Now I cannot bind-mount this anymore, because the folder doesn't exist, but I also cannot create it because it does exist. Kind of a Schroedinger's folder type of situation.
Things I've tried:
1. Reboot (multiple times for the upgrades, and a few times after that)
2. Nuke the whole .config folder via rm -rf. Didn't work, folder can't be removed because it isn't considered empty.

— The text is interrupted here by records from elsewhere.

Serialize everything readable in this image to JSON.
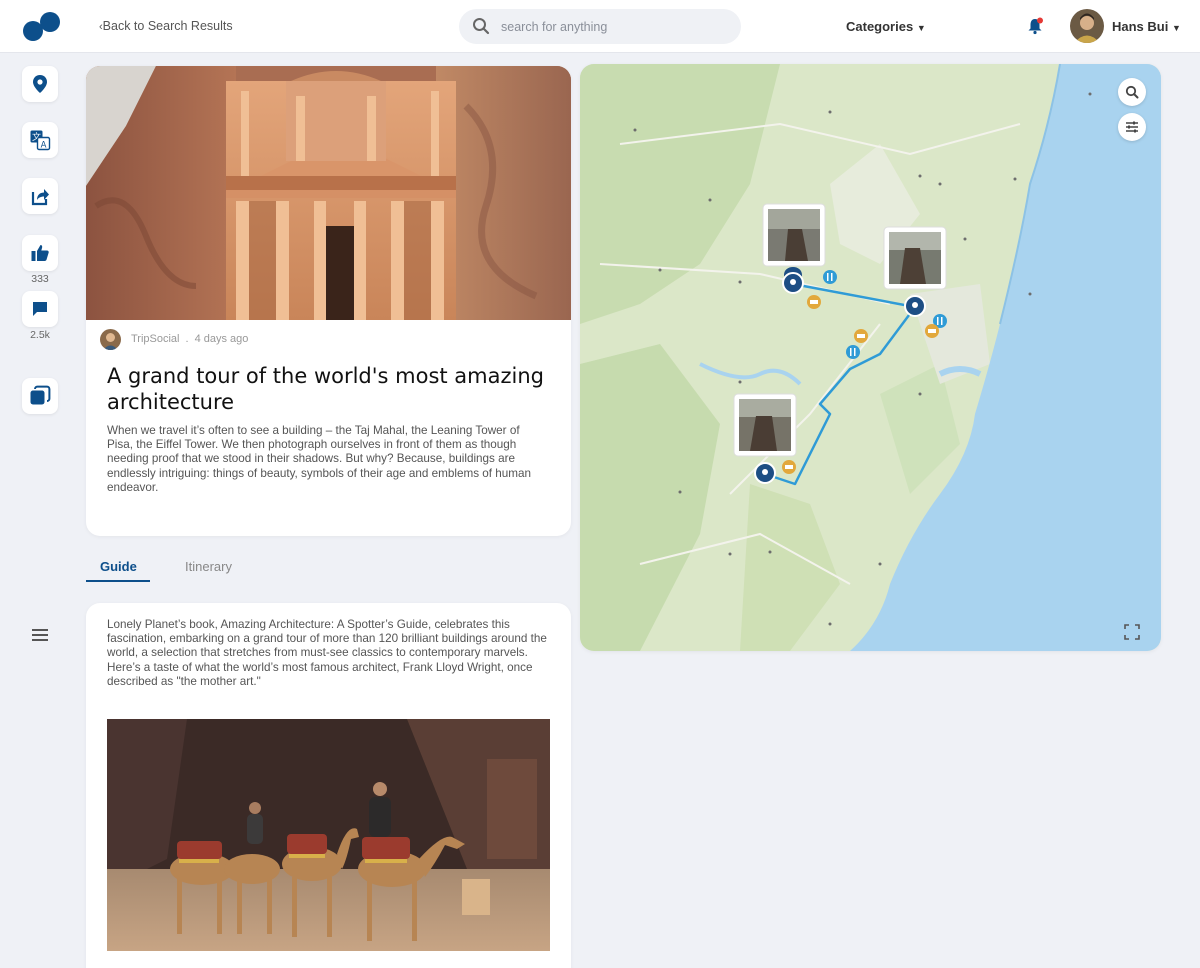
{
  "header": {
    "back_label": "Back to Search Results",
    "search_placeholder": "search for anything",
    "categories_label": "Categories",
    "username": "Hans Bui"
  },
  "sidebar": {
    "likes_count": "333",
    "comments_count": "2.5k"
  },
  "post": {
    "author": "TripSocial",
    "separator": ".",
    "time": "4 days ago",
    "title": "A grand tour of the world's most amazing architecture",
    "body": "When we travel it’s often to see a building – the Taj Mahal, the Leaning Tower of Pisa, the Eiffel Tower. We then photograph ourselves in front of them as though needing proof that we stood in their shadows. But why? Because, buildings are endlessly intriguing: things of beauty, symbols of their age and emblems of human endeavor."
  },
  "tabs": {
    "guide": "Guide",
    "itinerary": "Itinerary",
    "active": "Guide"
  },
  "guide": {
    "text": "Lonely Planet’s book, Amazing Architecture: A Spotter’s Guide, celebrates this fascination, embarking on a grand tour of more than 120 brilliant buildings around the world, a selection that stretches from must-see classics to contemporary marvels. Here’s a taste of what the world’s most famous architect, Frank Lloyd Wright, once described as \"the mother art.\""
  },
  "colors": {
    "brand": "#0d4f8b",
    "accent_blue": "#2f9bd6",
    "poi_orange": "#e2a83c",
    "notification": "#e53935"
  }
}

3. Enable the CIFS debugging via
Code:
echo 3 > /proc/fs/cifs/cifsFYI
and watched with dmesg -w as I tried to do the steps shown above, but the output really just reflects what the commands already say:
Code:
[34344.005454] Status code returned 0xc0000034 STATUS_OBJECT_NAME_NOT_FOUND
[34344.009907] Status code returned 0xc0000035 STATUS_OBJECT
4. One thing that may be important: two prefixes of this CIFS are mounted in two different places, to serve different storage needs:
Code:
root@muchmuch ~ # mount | grep cifs
//cifs-box/backup/camera on /mnt/backup/camera type cifs (rw,relatime,vers=3.1.1,cache=strict,username=<username>,uid=1004,forceuid,gid=1003,forcegid,addr=<ipv6-addr>,file_mode=0660,dir_mode=0770,soft,nounix,serverino,mapposix,rsize=4194304,wsize=4194304,bsize=1048576,echo_interval=60,actimeo=1)
//cifs-box/backup/syncthinger_home on /home/syncthinger type cifs (rw,relatime,vers=3.1.1,cache=none,username=<username>,uid=1000,forceuid,gid=1000,forcegid,addr=<ipv6-addr>,file_mode=0660,dir_mode=0770,soft,nounix,serverino,mapposix,rsize=4194304,wsize=4194304,bsize=1048576,echo_interval=60,actimeo=1)

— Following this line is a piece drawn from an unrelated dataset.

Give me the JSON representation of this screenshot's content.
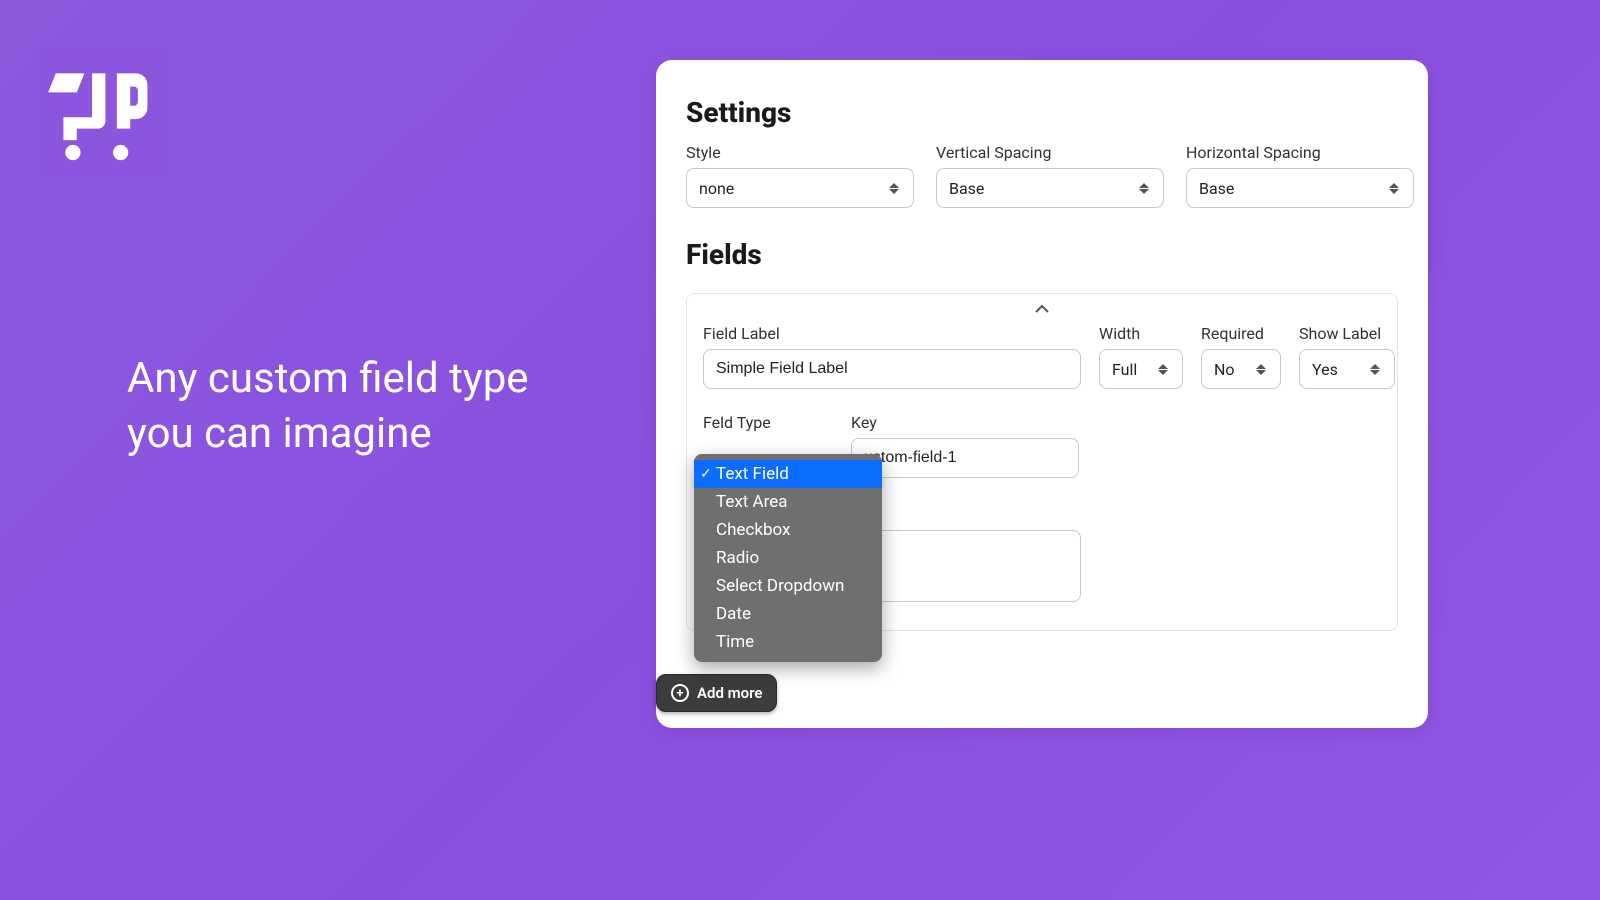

I have unmounted the other mount for the time being to see if that helps. It doesn't.
So now I'm wondering if this is an issue with my cifs config, or what I can do about this. The CIFS host is a paid-for service (hetzner hosting) that I can't administer, so debugging server-side would mean talking to them. Before I do that I'd just want to make sure it's not a problem on my side (which... I find much much more probable, given that I don't make my money setting up cifs, and they do )
Are there any further debugging steps I could take? Google et al. have been supremely un-useful here, all results seem to be related to not being able to delete a file that does exist...
Also, if there is a simple way to make this work more cleanly, avoiding the whole bind-mount stuff and such, I'm all ears.
Thanks for reading all my rambling, stay safe everyone
1The only hiccup was this bug which was annoying because I wanted to go to bed, but not so bad.